Telefonların yalnızca iletişim aracı olarak kullanıldığı bir dünya.

Parmaklarınız arasında gezinen sosyal medya yok, saatlerce oynadığınız mobil oyunlara erişiminiz imkânsız.

Gözlerinizi kapatın ve düşünün...
Ne yapardınız?

Sanki büyük bir boşlukta, yapayalnız kalmış gibi hissettiniz değil mi?

Yemekte, misafirlikte, yolculukta, iş yerinde… Sıkıldığınızı hissettiğiniz her an, dünyanızı renklendiren o içeriklere ulaşamamak; hayat arkadaşınızı yitirmiş gibi derin bir boşluk bırakırdı geride.
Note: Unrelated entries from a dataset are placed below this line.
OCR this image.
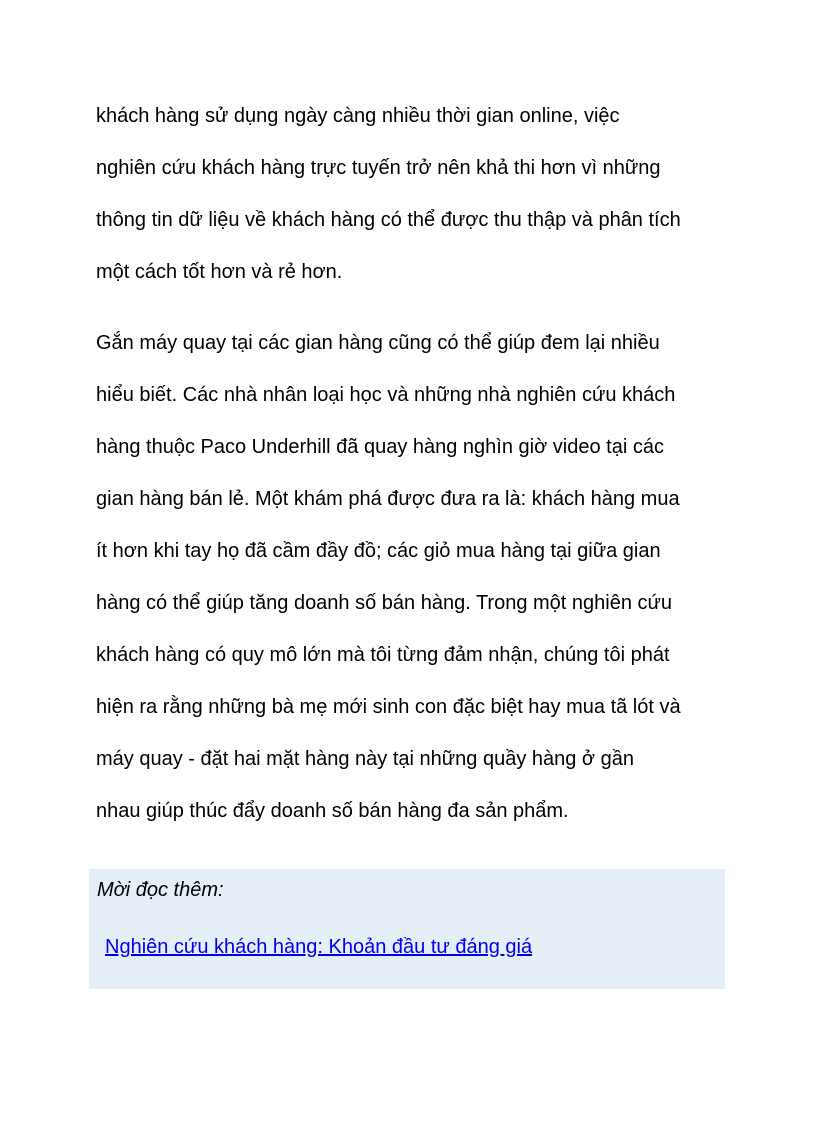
khách hàng sử dụng ngày càng nhiều thời gian online, việc
nghiên cứu khách hàng trực tuyến trở nên khả thi hơn vì những
thông tin dữ liệu về khách hàng có thể được thu thập và phân tích
một cách tốt hơn và rẻ hơn.
Gắn máy quay tại các gian hàng cũng có thể giúp đem lại nhiều
hiểu biết. Các nhà nhân loại học và những nhà nghiên cứu khách
hàng thuộc Paco Underhill đã quay hàng nghìn giờ video tại các
gian hàng bán lẻ. Một khám phá được đưa ra là: khách hàng mua
ít hơn khi tay họ đã cầm đầy đồ; các giỏ mua hàng tại giữa gian
hàng có thể giúp tăng doanh số bán hàng. Trong một nghiên cứu
khách hàng có quy mô lớn mà tôi từng đảm nhận, chúng tôi phát
hiện ra rằng những bà mẹ mới sinh con đặc biệt hay mua tã lót và
máy quay - đặt hai mặt hàng này tại những quầy hàng ở gần
nhau giúp thúc đẩy doanh số bán hàng đa sản phẩm.
Mời đọc thêm:
Nghiên cứu khách hàng: Khoản đầu tư đáng giá
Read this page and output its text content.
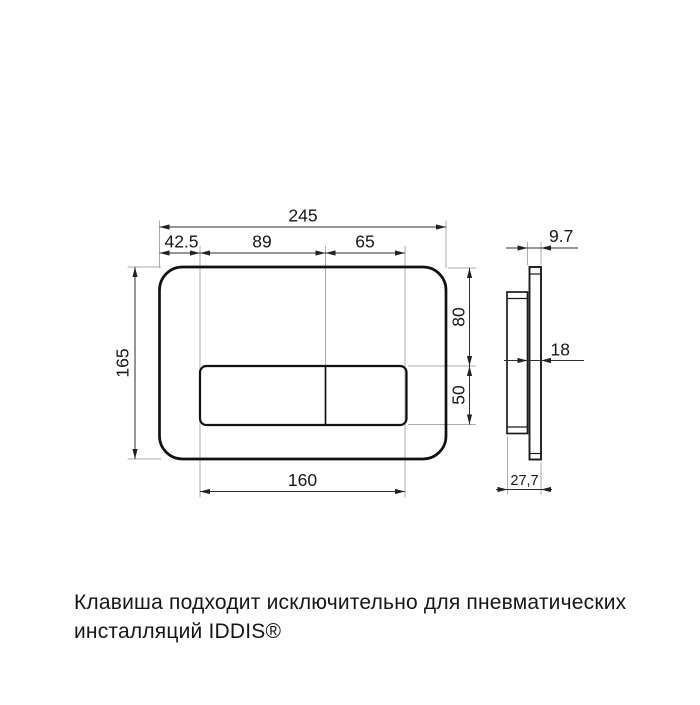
245
42.5	89	65
165
80
50
160
9.7
18
27,7
Клавиша подходит исключительно для пневматических
инсталляций IDDIS®
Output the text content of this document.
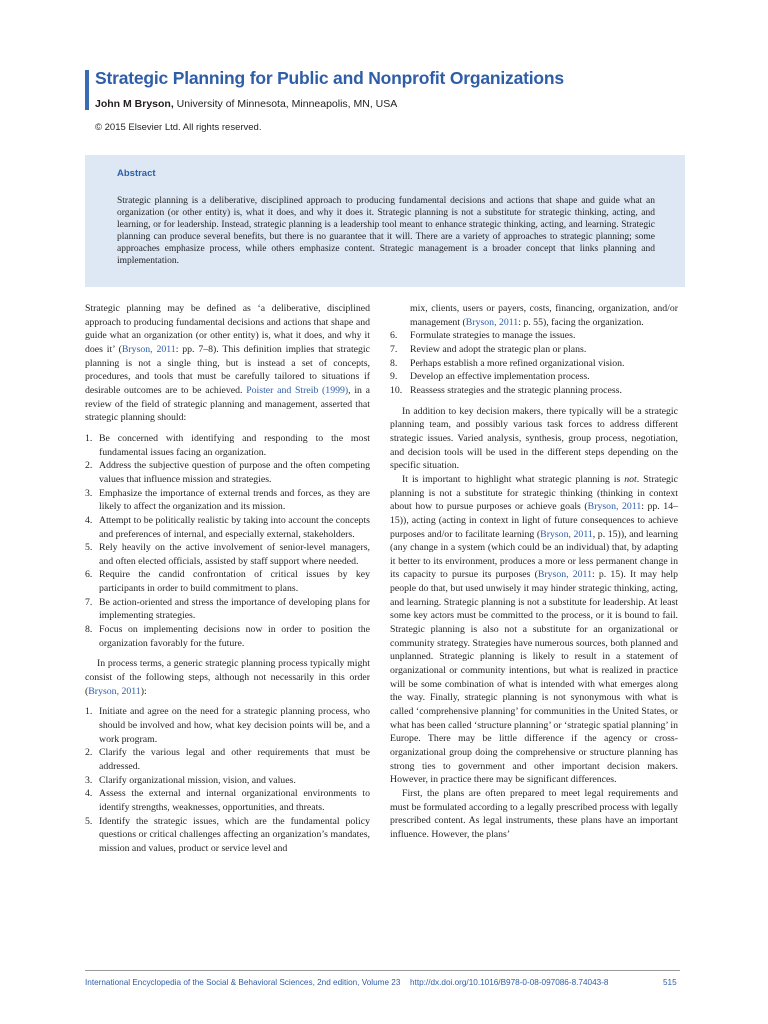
Strategic Planning for Public and Nonprofit Organizations
John M Bryson, University of Minnesota, Minneapolis, MN, USA
© 2015 Elsevier Ltd. All rights reserved.
Abstract
Strategic planning is a deliberative, disciplined approach to producing fundamental decisions and actions that shape and guide what an organization (or other entity) is, what it does, and why it does it. Strategic planning is not a substitute for strategic thinking, acting, and learning, or for leadership. Instead, strategic planning is a leadership tool meant to enhance strategic thinking, acting, and learning. Strategic planning can produce several benefits, but there is no guarantee that it will. There are a variety of approaches to strategic planning; some approaches emphasize process, while others emphasize content. Strategic management is a broader concept that links planning and implementation.

Strategic planning may be defined as ‘a deliberative, disciplined approach to producing fundamental decisions and actions that shape and guide what an organization (or other entity) is, what it does, and why it does it’ (Bryson, 2011: pp. 7–8). This definition implies that strategic planning is not a single thing, but is instead a set of concepts, procedures, and tools that must be carefully tailored to situations if desirable outcomes are to be achieved. Poister and Streib (1999), in a review of the field of strategic planning and management, asserted that strategic planning should:

1. Be concerned with identifying and responding to the most fundamental issues facing an organization.
2. Address the subjective question of purpose and the often competing values that influence mission and strategies.
3. Emphasize the importance of external trends and forces, as they are likely to affect the organization and its mission.
4. Attempt to be politically realistic by taking into account the concepts and preferences of internal, and especially external, stakeholders.
5. Rely heavily on the active involvement of senior-level managers, and often elected officials, assisted by staff support where needed.
6. Require the candid confrontation of critical issues by key participants in order to build commitment to plans.
7. Be action-oriented and stress the importance of developing plans for implementing strategies.
8. Focus on implementing decisions now in order to position the organization favorably for the future.

In process terms, a generic strategic planning process typically might consist of the following steps, although not necessarily in this order (Bryson, 2011):

1. Initiate and agree on the need for a strategic planning process, who should be involved and how, what key decision points will be, and a work program.
2. Clarify the various legal and other requirements that must be addressed.
3. Clarify organizational mission, vision, and values.
4. Assess the external and internal organizational environments to identify strengths, weaknesses, opportunities, and threats.
5. Identify the strategic issues, which are the fundamental policy questions or critical challenges affecting an organization’s mandates, mission and values, product or service level and

mix, clients, users or payers, costs, financing, organization, and/or management (Bryson, 2011: p. 55), facing the organization.

6. Formulate strategies to manage the issues.
7. Review and adopt the strategic plan or plans.
8. Perhaps establish a more refined organizational vision.
9. Develop an effective implementation process.
10. Reassess strategies and the strategic planning process.

In addition to key decision makers, there typically will be a strategic planning team, and possibly various task forces to address different strategic issues. Varied analysis, synthesis, group process, negotiation, and decision tools will be used in the different steps depending on the specific situation.

It is important to highlight what strategic planning is not. Strategic planning is not a substitute for strategic thinking (thinking in context about how to pursue purposes or achieve goals (Bryson, 2011: pp. 14–15)), acting (acting in context in light of future consequences to achieve purposes and/or to facilitate learning (Bryson, 2011, p. 15)), and learning (any change in a system (which could be an individual) that, by adapting it better to its environment, produces a more or less permanent change in its capacity to pursue its purposes (Bryson, 2011: p. 15). It may help people do that, but used unwisely it may hinder strategic thinking, acting, and learning. Strategic planning is not a substitute for leadership. At least some key actors must be committed to the process, or it is bound to fail. Strategic planning is also not a substitute for an organizational or community strategy. Strategies have numerous sources, both planned and unplanned. Strategic planning is likely to result in a statement of organizational or community intentions, but what is realized in practice will be some combination of what is intended with what emerges along the way. Finally, strategic planning is not synonymous with what is called ‘comprehensive planning’ for communities in the United States, or what has been called ‘structure planning’ or ‘strategic spatial planning’ in Europe. There may be little difference if the agency or cross-organizational group doing the comprehensive or structure planning has strong ties to government and other important decision makers. However, in practice there may be significant differences.

First, the plans are often prepared to meet legal requirements and must be formulated according to a legally prescribed process with legally prescribed content. As legal instruments, these plans have an important influence. However, the plans’

International Encyclopedia of the Social & Behavioral Sciences, 2nd edition, Volume 23 http://dx.doi.org/10.1016/B978-0-08-097086-8.74043-8	515
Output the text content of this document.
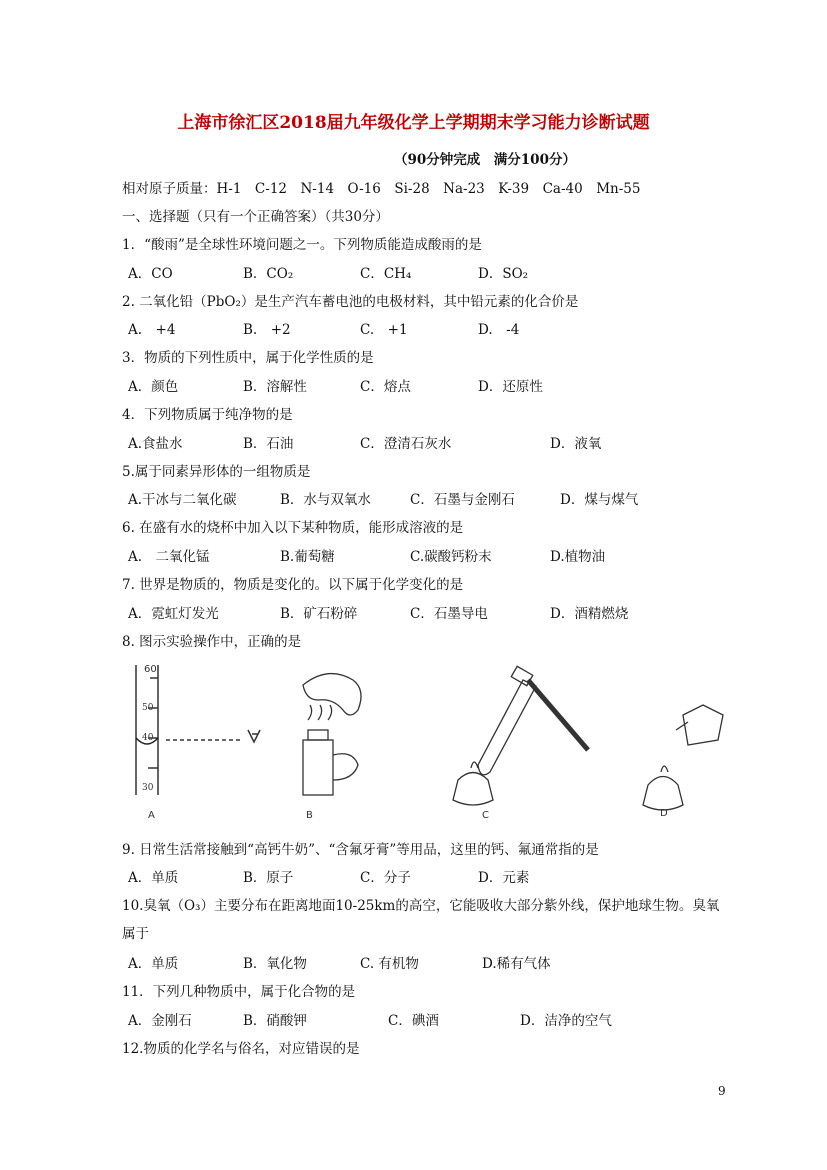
上海市徐汇区2018届九年级化学上学期期末学习能力诊断试题
（90分钟完成　满分100分）
相对原子质量：H-1　C-12　N-14　O-16　Si-28　Na-23　K-39　Ca-40　Mn-55
一、选择题（只有一个正确答案）（共30分）
1．“酸雨”是全球性环境问题之一。下列物质能造成酸雨的是
A．CO	B．CO₂	C．CH₄	D．SO₂
2. 二氧化铅（PbO₂）是生产汽车蓄电池的电极材料，其中铅元素的化合价是
A.　+4	B.　+2	C.　+1	D.　-4
3．物质的下列性质中，属于化学性质的是
A．颜色	B．溶解性	C．熔点	D．还原性
4．下列物质属于纯净物的是
A.食盐水	B．石油	C．澄清石灰水	D．液氧
5.属于同素异形体的一组物质是
A.干冰与二氧化碳	B．水与双氧水	C．石墨与金刚石	D．煤与煤气
6. 在盛有水的烧杯中加入以下某种物质，能形成溶液的是
A.　二氧化锰	B.葡萄糖	C.碳酸钙粉末	D.植物油
7. 世界是物质的，物质是变化的。以下属于化学变化的是
A．霓虹灯发光	B．矿石粉碎	C．石墨导电	D．酒精燃烧
8. 图示实验操作中，正确的是
60
50
40
30
A	B	C	D
9. 日常生活常接触到“高钙牛奶”、“含氟牙膏”等用品，这里的钙、氟通常指的是
A．单质	B．原子	C．分子	D．元素
10.臭氧（O₃）主要分布在距离地面10-25km的高空，它能吸收大部分紫外线，保护地球生物。臭氧
属于
A．单质	B．氧化物	C. 有机物	D.稀有气体
11．下列几种物质中，属于化合物的是
A．金刚石	B．硝酸钾	C．碘酒	D．洁净的空气
12.物质的化学名与俗名，对应错误的是
9
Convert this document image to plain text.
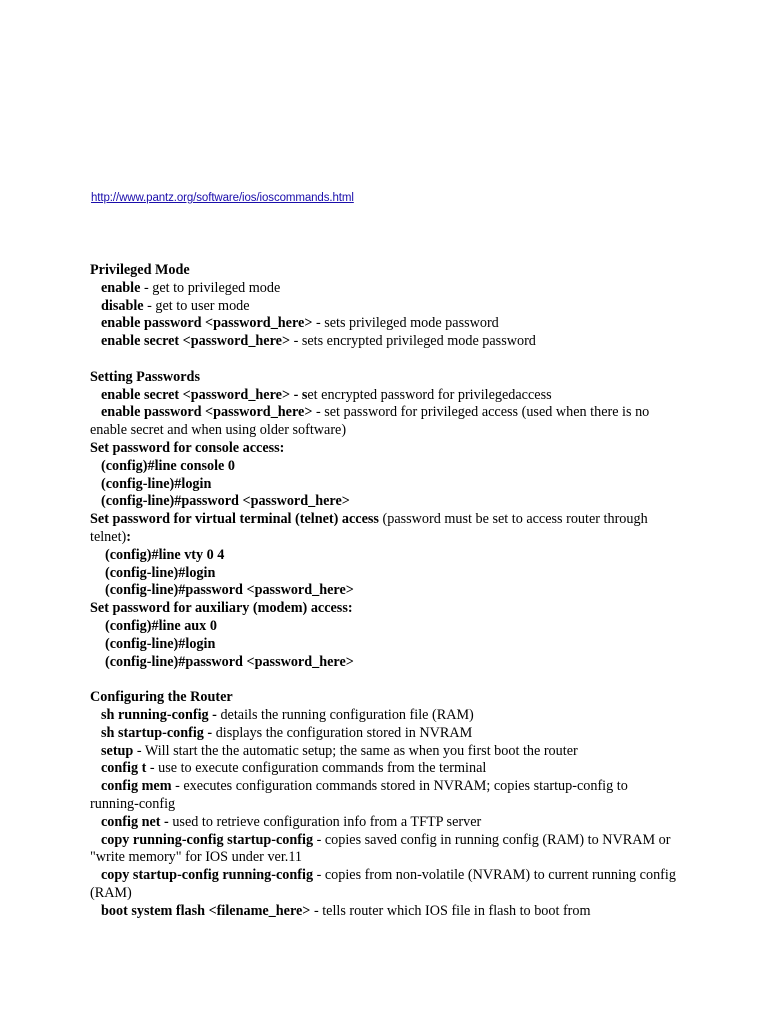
http://www.pantz.org/software/ios/ioscommands.html
Privileged Mode
enable - get to privileged mode
disable - get to user mode
enable password <password_here> - sets privileged mode password
enable secret <password_here> - sets encrypted privileged mode password
Setting Passwords
enable secret <password_here> - set encrypted password for privilegedaccess
enable password <password_here> - set password for privileged access (used when there is no enable secret and when using older software)
Set password for console access:
(config)#line console 0
(config-line)#login
(config-line)#password <password_here>
Set password for virtual terminal (telnet) access (password must be set to access router through telnet):
(config)#line vty 0 4
(config-line)#login
(config-line)#password <password_here>
Set password for auxiliary (modem) access:
(config)#line aux 0
(config-line)#login
(config-line)#password <password_here>
Configuring the Router
sh running-config - details the running configuration file (RAM)
sh startup-config - displays the configuration stored in NVRAM
setup - Will start the the automatic setup; the same as when you first boot the router
config t - use to execute configuration commands from the terminal
config mem - executes configuration commands stored in NVRAM; copies startup-config to running-config
config net - used to retrieve configuration info from a TFTP server
copy running-config startup-config - copies saved config in running config (RAM) to NVRAM or "write memory" for IOS under ver.11
copy startup-config running-config - copies from non-volatile (NVRAM) to current running config (RAM)
boot system flash <filename_here> - tells router which IOS file in flash to boot from
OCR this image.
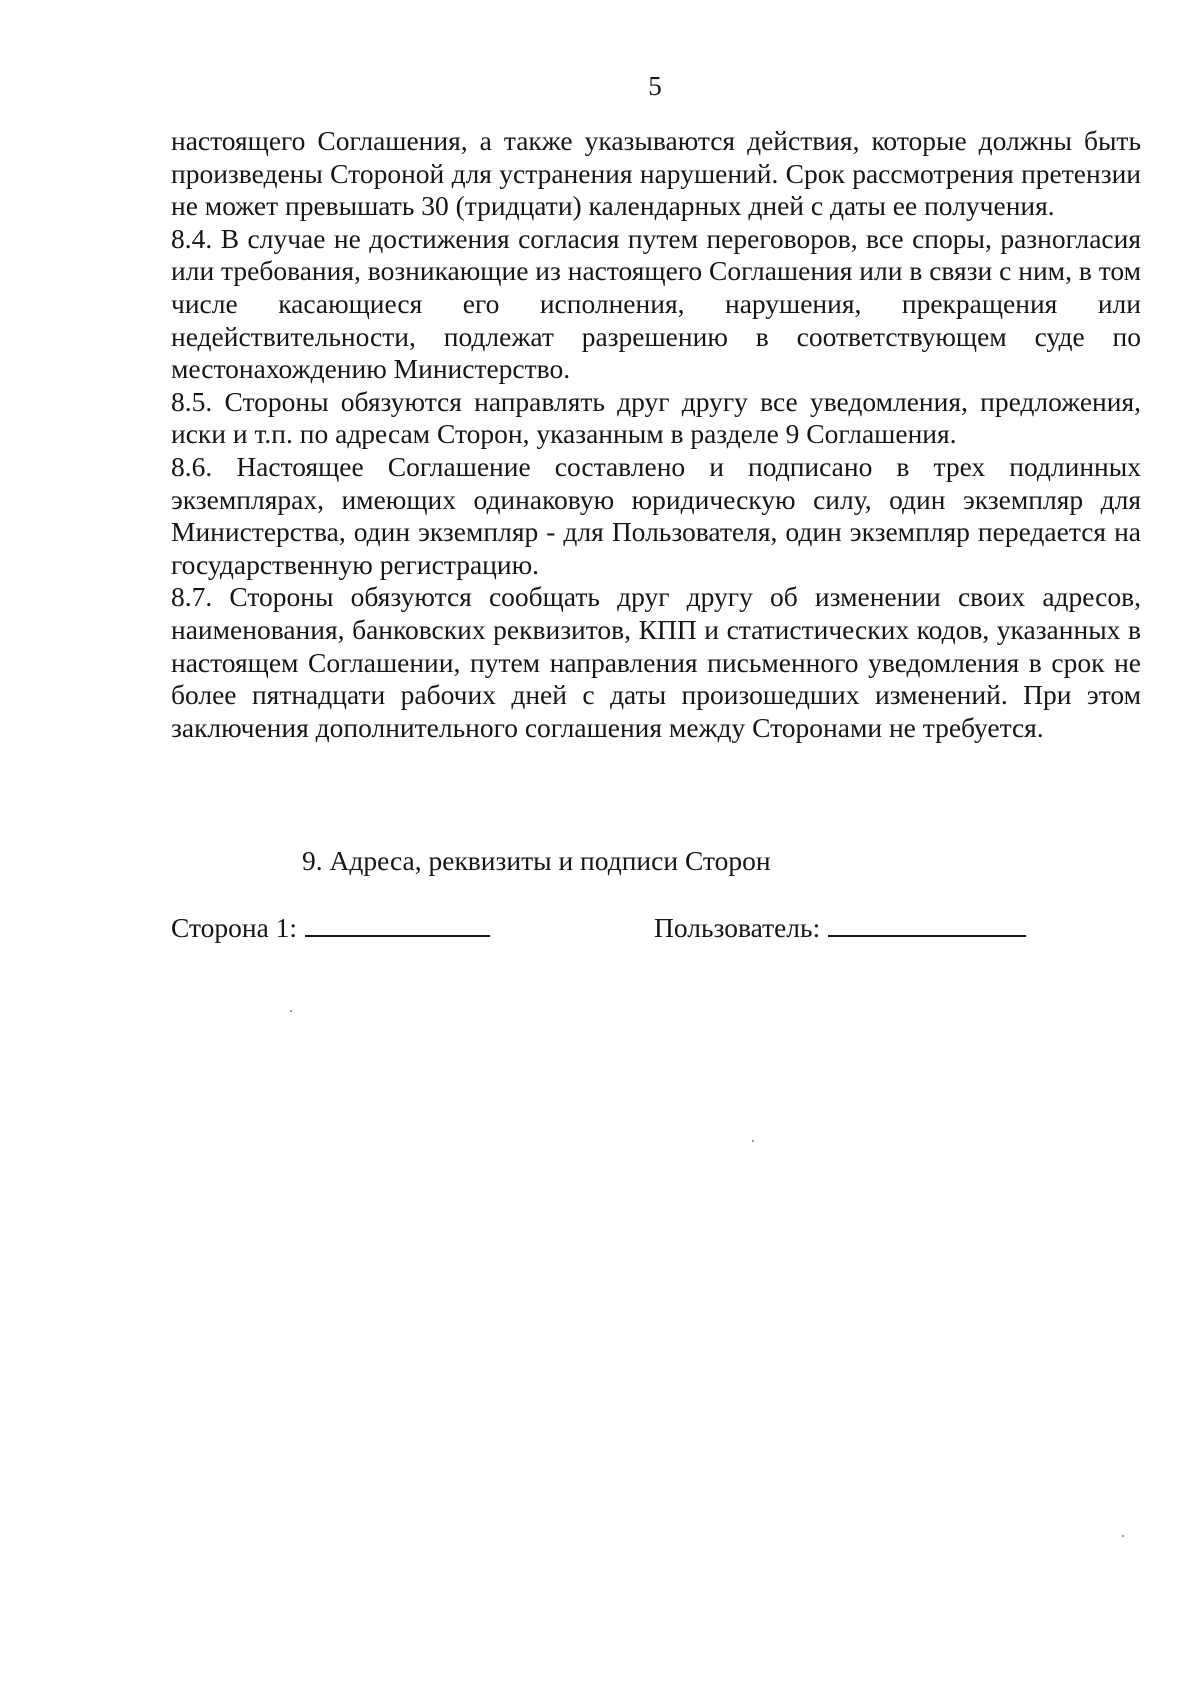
5

настоящего Соглашения, а также указываются действия, которые должны быть произведены Стороной для устранения нарушений. Срок рассмотрения претензии не может превышать 30 (тридцати) календарных дней с даты ее получения.

8.4. В случае не достижения согласия путем переговоров, все споры, разногласия или требования, возникающие из настоящего Соглашения или в связи с ним, в том числе касающиеся его исполнения, нарушения, прекращения или недействительности, подлежат разрешению в соответствующем суде по местонахождению Министерство.

8.5. Стороны обязуются направлять друг другу все уведомления, предложения, иски и т.п. по адресам Сторон, указанным в разделе 9 Соглашения.

8.6. Настоящее Соглашение составлено и подписано в трех подлинных экземплярах, имеющих одинаковую юридическую силу, один экземпляр для Министерства, один экземпляр - для Пользователя, один экземпляр передается на государственную регистрацию.

8.7. Стороны обязуются сообщать друг другу об изменении своих адресов, наименования, банковских реквизитов, КПП и статистических кодов, указанных в настоящем Соглашении, путем направления письменного уведомления в срок не более пятнадцати рабочих дней с даты произошедших изменений. При этом заключения дополнительного соглашения между Сторонами не требуется.

9. Адреса, реквизиты и подписи Сторон
Сторона 1:	Пользователь:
İşte o boşluğu doldurmak için...
Belki elinize bir iplik alır, örgü örmeye başlarsınız.
Belki çocukluğunuzdaki gibi boya kalemlerine sarılır, notalarla düş kurarsınız.
Bulmaca çözersiniz, okeye dönersiniz, bir enstrüman öğrenir ya da resim yaparsınız.

Ve bir bakmışsınız…
Zamanla unutulmuş bir dost gibi, hobileriniz size yeniden dokunmaya başlamış.
Geçmişin sıcak izlerini taşırken, yarınlara zihninizi, kalbinizi beslersiniz.

Zenginleşirsiniz…
Ruhunuz, üretmenin hazzıyla genişler.
Ve bu zenginliği çocuklarınıza da aktarırsınız.
Tıpkı dört yaşındaki küçük ressamın, evinde açtığı sergide gözlerinden taşan sevinç gibi...

Kim bilir…
Ekran bağımlılığına teslim olmamış bir hayatın içinden; nice ressamlar, yazarlar, sanatçılar, sporcular filizlenecek.
Çünkü insan, kendini bulduğunda; dünyayı da yeniden kurar.

"Bağlanmadan önce bağ kurmayı öğrenmeli insan; ekranlara değil, hayata dokunmalı."